David Adjaye, the architect best known for designing the Smithsonian’s National Museum of African American History and Culture, wanted his tower at 130 William Street to reflect the area’s history.

David Adjaye Designs a Tower for the Financial District

When the British-Ghanaian architect David Adjaye set out to design his first skyscraper, a 66-story condominium building that will rise about 800 feet at 130 William Street in the financial district, he wanted it to stand out from the area’s new glass towers while also riffing on the city’s architectural past.

“Let’s not do another curtain-wall glass building,” Mr. Adjaye said he told himself after his firm, Adjaye Associates, was commissioned by the real estate company Lightstone. “Let’s look at the incredible tradition of masonry architecture in downtown and Midtown New York.”

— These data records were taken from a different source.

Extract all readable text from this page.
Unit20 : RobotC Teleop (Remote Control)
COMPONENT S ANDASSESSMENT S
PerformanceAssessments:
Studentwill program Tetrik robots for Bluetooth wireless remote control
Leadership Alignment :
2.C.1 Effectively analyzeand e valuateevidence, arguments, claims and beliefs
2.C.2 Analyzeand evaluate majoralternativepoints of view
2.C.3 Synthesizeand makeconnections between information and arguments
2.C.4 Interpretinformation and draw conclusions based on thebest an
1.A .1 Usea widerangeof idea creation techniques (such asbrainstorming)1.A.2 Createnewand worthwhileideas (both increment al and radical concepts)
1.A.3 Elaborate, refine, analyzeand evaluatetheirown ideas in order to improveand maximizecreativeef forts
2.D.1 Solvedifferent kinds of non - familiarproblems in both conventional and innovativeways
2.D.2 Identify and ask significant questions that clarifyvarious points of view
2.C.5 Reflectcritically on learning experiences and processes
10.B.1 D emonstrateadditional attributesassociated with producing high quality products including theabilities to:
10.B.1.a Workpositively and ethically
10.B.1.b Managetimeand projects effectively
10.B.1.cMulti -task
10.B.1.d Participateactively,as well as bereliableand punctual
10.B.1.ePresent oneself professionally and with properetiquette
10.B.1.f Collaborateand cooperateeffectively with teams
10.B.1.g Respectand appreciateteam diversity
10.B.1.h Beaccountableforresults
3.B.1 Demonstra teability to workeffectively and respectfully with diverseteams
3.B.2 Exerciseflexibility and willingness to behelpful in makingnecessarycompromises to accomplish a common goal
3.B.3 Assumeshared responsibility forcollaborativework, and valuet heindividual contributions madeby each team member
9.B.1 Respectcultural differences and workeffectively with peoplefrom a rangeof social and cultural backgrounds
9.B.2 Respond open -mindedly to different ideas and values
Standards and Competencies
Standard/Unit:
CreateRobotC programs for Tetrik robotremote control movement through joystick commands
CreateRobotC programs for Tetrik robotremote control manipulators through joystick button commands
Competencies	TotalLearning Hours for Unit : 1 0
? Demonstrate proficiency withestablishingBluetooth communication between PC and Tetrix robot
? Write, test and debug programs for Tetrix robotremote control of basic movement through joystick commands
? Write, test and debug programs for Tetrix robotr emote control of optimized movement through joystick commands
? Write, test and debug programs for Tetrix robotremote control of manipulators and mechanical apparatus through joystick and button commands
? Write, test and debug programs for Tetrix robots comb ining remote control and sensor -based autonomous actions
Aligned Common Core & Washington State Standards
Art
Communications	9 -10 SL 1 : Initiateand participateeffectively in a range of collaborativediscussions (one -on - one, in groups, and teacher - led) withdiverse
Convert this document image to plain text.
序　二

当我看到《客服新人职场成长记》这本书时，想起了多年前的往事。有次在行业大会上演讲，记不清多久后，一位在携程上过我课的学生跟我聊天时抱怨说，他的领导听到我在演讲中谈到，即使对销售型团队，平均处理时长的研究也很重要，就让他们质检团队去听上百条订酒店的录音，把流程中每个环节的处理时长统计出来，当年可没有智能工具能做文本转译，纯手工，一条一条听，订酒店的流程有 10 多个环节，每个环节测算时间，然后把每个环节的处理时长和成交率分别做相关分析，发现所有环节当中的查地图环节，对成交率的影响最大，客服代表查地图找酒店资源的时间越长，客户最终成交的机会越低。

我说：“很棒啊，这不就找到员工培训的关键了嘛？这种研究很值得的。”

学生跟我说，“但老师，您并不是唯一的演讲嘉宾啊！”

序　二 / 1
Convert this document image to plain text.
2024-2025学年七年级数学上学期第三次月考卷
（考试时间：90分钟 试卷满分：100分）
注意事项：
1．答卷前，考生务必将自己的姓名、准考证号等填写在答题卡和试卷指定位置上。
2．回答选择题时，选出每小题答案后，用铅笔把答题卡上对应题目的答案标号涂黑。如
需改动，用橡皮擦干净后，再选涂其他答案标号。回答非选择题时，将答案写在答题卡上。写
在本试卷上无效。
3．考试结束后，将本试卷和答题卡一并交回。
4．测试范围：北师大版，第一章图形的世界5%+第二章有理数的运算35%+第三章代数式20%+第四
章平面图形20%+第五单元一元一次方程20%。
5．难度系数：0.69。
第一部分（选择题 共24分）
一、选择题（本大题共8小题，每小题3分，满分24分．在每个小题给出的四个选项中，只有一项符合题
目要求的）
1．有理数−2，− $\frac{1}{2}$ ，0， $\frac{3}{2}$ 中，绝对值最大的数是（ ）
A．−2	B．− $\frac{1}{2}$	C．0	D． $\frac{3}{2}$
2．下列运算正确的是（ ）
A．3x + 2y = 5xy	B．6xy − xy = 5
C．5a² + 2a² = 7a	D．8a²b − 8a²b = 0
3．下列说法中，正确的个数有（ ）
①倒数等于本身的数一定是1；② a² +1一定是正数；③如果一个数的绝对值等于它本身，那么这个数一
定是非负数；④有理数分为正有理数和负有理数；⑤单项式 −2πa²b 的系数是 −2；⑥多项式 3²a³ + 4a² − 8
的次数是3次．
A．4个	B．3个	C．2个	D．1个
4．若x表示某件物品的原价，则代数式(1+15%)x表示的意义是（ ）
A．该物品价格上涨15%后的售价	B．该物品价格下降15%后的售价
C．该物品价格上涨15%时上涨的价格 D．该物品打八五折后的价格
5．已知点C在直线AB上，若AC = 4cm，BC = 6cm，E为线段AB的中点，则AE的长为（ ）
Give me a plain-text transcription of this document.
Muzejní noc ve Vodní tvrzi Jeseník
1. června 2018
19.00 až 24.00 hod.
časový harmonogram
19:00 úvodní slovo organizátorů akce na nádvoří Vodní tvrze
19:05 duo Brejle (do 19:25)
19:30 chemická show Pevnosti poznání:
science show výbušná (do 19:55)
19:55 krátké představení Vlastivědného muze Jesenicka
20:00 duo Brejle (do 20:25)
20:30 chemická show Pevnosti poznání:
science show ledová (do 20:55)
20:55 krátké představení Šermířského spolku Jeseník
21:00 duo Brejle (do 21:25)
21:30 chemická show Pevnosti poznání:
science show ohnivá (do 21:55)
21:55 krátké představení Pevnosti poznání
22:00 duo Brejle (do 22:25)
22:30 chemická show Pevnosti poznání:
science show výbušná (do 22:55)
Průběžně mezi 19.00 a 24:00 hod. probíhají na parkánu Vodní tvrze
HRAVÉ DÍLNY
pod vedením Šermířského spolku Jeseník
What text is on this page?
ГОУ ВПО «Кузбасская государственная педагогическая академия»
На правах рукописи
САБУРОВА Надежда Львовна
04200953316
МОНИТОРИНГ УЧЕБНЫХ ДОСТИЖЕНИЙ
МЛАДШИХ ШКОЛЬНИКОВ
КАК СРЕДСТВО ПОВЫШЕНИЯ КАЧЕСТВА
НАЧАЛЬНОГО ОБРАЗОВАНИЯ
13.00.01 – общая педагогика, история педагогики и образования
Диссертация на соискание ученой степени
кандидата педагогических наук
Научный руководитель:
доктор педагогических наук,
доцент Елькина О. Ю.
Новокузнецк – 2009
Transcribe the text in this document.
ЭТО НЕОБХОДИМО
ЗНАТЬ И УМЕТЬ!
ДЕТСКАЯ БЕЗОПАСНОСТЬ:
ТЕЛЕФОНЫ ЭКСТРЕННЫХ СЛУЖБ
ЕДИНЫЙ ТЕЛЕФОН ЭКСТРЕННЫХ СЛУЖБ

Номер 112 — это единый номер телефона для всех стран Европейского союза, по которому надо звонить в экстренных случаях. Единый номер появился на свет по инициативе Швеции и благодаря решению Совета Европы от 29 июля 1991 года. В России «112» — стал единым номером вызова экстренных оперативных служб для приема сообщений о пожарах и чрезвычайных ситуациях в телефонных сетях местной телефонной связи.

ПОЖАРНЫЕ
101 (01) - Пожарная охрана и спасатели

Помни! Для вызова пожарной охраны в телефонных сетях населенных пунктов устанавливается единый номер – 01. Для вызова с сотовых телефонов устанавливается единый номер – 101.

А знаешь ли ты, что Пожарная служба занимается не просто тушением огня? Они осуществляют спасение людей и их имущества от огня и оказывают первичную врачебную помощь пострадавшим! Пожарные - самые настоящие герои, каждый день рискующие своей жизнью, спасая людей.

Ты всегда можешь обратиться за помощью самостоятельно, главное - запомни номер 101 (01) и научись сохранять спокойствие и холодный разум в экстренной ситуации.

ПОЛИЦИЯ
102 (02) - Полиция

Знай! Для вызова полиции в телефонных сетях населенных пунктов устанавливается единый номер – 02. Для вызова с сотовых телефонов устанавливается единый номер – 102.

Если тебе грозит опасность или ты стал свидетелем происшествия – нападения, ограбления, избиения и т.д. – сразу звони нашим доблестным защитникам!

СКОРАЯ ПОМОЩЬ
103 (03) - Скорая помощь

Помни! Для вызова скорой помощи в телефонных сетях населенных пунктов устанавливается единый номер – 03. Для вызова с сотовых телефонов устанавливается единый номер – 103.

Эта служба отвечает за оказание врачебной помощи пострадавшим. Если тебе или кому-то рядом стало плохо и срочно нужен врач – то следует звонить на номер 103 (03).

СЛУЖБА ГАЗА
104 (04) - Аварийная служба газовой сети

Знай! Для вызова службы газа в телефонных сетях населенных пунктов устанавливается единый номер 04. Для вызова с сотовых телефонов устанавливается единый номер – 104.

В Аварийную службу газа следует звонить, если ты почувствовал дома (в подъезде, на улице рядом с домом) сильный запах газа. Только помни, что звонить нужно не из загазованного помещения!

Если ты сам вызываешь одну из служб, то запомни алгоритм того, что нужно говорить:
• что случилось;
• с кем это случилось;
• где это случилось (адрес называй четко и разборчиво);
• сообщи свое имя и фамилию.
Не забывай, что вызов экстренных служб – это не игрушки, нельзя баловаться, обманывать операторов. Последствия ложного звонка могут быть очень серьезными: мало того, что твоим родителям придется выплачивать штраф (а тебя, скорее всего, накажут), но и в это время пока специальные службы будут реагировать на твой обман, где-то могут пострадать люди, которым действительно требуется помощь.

The goal, he said, was to design a structure with “that great New York apartment quality you see in neighborhoods like Chelsea, with London Terrace, and Midtown, with all the amazing Gothic housing blocks — places that different generations want to live in.”

However, Mr. Adjaye, an innovative architect best known for designing the Smithsonian’s National Museum of African American History and Culture in Washington, wasn’t interested in merely copying the brick buildings of the past.

Rows of arched windows in the building are meant to recall New York’s early warehouses.

Instead, he devised a tower with a facade of deeply textured cast concrete panels that have the appearance, he said, of volcanic rock, punctured by rows of arched windows meant to recall New York’s early warehouses.

“Wherever I work, I’m always looking for a way to think about history, and also think to the future,” said Mr. Adjaye. “I really liked going back to this motif that had disappeared, more or less,” he noted. “It’s the brute architecture that began New York.”

The facade panels will also be slightly angled on each floor, giving the whole building a stacked, saw-toothed profile reminiscent of the National Museum of African American History and Culture. It’s a move that Mr. Adjaye said will break up rainwater streaming down the facade during storms while also splitting up the mass of the building with horizontal lines.

On the top ten floors, many of the arches will be inverted and widened to frame private loggias.

For the 244 units inside, Adjaye Associates, which is working on the project with Hill West Architects, designed custom faucets, shower heads and door handles, all in a burnished brass finish. They also designed kitchens with custom Pedini cabinetry, Gaggenau appliances and Pietra Cardosa and Nero Marquina stone, and bathrooms with walls clad in Bianco Carrara or Grigio Versilia marble featuring different textural treatments.

The arches are repeated in the lobby’s design.

“I really wanted to be able to control everything that I could,” said Mr. Adjaye.

The building will have an extensive amenities package including a large health and wellness center with a spa, basketball court and yoga studio; an IMAX private theater; a golf simulator; a children’s play center; and an indoor-outdoor lounge with a catering kitchen.

At the top of the building will be an open-air observatory with shared lounge space and grilling stations, as well as private cabanas available for purchase. At street level will be a verdant plaza designed by Adjaye Associates and Weintraub Diaz Landscape Architecture, inspired by the pocket parks of Midtown Manhattan created in the 1960s and 1970s.

Mitchell C. Hochberg, the president of Lightstone, said he had been waiting for the right opportunity to collaborate with Mr. Adjaye. “I keep an inspiration wall of photography of architecture and design, and I have been a big fan of David’s for six or seven years,” he said, citing Mr. Adjaye’s designs for the Nobel Peace Center in Oslo and the Museum of Contemporary Art Denver.

“He is a remarkable, visionary architect whose design aesthetic is refined yet provocative, and rooted in history,” said Mr. Hochberg. “That’s really what we wanted to do here. We wanted something that was refined, because of the size, but we weren’t afraid to be a little provocative.”

The building’s facade is made of deeply textured cast concrete panels that have the appearance of volcanic rock.

James Lansill, a senior managing director at Corcoran Sunshine Marketing Group, which is handling sales and marketing for the building, said he expected to begin sales later this month and has already received nearly 3,000 inquiries.

“It’s a different experience than almost every other tower in the city,” he said.

Mr. Hochberg said he expected move-ins to begin in early 2020.

Studios will begin at about $650,000, one-bedrooms at about $1.11 million, two-bedrooms at about $1.85 million, three-bedrooms at about $2.6 million, and four-bedrooms at about $5.42 million.

With such prices, the project targets a different demographic than Mr. Adjaye’s previous multiunit residential project in New York: the Sugar Hill affordable housing complex in Upper Manhattan, at 155th Street and St. Nicholas Avenue.

“One is not better than the other,” said Mr. Adjaye, comparing the two buildings. “What’s important to me is working for every strata of society.”